On les reconnaît à leur assurance tranquille, leurs baskets Veja immaculées et leurs PowerPoint bien alignés. Ils parlent de “valorisation de marque”, de “pitch”, d’”impact social” à glissière capitaliste. Derrière ces éléments de langage bien huilés, une question affleure : et si les grandes écoles de commerce n’étaient que des agences matrimoniales pour futurs cadres supérieurs ?
Bien sûr, on y apprend des choses — des matrices, des sigles, une certaine politesse du monde. Mais on y achète surtout autre chose : un entre-soi. L’accès à une élite socialement lisible, pas toujours brillante mais toujours reconnue. Le vrai diplôme, ce n’est pas le grade de master, c’est le carnet d’adresses. On y croise ceux qui deviendront DRH chez L’Oréal, investisseur chez Bpifrance, consultant chez McKinsey, ou marié à une directrice de collection chez Gallimard.
Ces écoles sont des sas de reproduction sociale, mais en version décomplexée. Le “mérite” y est une mise en scène : on salue l’effort, mais on sait bien que le script est déjà écrit, en grande partie sur le dossier de Parcoursup, mais surtout dans les dîners du dimanche soir en banlieue chic.

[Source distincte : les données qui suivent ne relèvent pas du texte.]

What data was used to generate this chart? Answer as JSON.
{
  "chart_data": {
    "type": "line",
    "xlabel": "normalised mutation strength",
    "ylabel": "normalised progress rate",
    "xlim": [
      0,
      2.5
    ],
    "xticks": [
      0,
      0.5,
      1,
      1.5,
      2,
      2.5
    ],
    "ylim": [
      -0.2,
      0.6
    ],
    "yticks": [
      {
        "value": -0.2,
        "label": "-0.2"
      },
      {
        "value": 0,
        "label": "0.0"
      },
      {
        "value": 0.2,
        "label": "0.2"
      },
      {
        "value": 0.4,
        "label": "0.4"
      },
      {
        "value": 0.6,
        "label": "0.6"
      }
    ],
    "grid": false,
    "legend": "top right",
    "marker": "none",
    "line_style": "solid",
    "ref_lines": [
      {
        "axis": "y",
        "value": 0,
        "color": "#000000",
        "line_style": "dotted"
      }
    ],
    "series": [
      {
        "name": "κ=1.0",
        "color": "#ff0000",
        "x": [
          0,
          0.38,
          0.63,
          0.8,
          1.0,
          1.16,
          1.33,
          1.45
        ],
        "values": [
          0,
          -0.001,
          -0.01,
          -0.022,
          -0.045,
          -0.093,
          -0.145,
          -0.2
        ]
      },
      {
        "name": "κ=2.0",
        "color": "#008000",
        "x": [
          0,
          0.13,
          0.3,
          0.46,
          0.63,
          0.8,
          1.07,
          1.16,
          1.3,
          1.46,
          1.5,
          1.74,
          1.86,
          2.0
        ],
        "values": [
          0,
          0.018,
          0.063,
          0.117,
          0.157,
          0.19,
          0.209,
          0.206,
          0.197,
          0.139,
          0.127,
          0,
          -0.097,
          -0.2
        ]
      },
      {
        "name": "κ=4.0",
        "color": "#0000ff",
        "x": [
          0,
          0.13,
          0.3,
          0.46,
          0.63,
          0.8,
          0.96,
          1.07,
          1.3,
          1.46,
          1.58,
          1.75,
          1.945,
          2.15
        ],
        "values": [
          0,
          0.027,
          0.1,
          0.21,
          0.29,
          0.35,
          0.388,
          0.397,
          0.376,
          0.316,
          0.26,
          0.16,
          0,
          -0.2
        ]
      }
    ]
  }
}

On n’y entre pas tant pour apprendre que pour s’assurer. S’assurer un avenir correct, un poste dans un quartier vitré, une vie sans surprise, sinon celles bien gérées par un tableau Excel. Le commerce, en réalité, c’est celui de la stabilité sociale : j’investis trois ans, 40 000 euros, quelques stages non rémunérés, et j’obtiens — sauf accident — un CDI au salaire de base rassurant. Le tout saupoudré d’un petit Erasmus à Barcelone et d’un séminaire “leadership en milieu incertain”.
Certains s’en défendent, évoquent l’entrepreneuriat, les envies d’engagement, la quête de sens. Peut-être. Mais il est rare qu’une grande école forme des dissidents. On n’y lit pas Arendt, on y cite Start-up Nation. C’est une fabrique à conformismes polis, où l’intelligence n’est pas suspecte, à condition qu’elle ne dérange pas le marché.
Au fond, ces écoles ne forment pas les meilleurs, mais les plus présentables. Et dans un monde où l’apparence de compétence vaut parfois plus que la compétence elle-même, c’est un pari tout à fait rentable. Presque trop.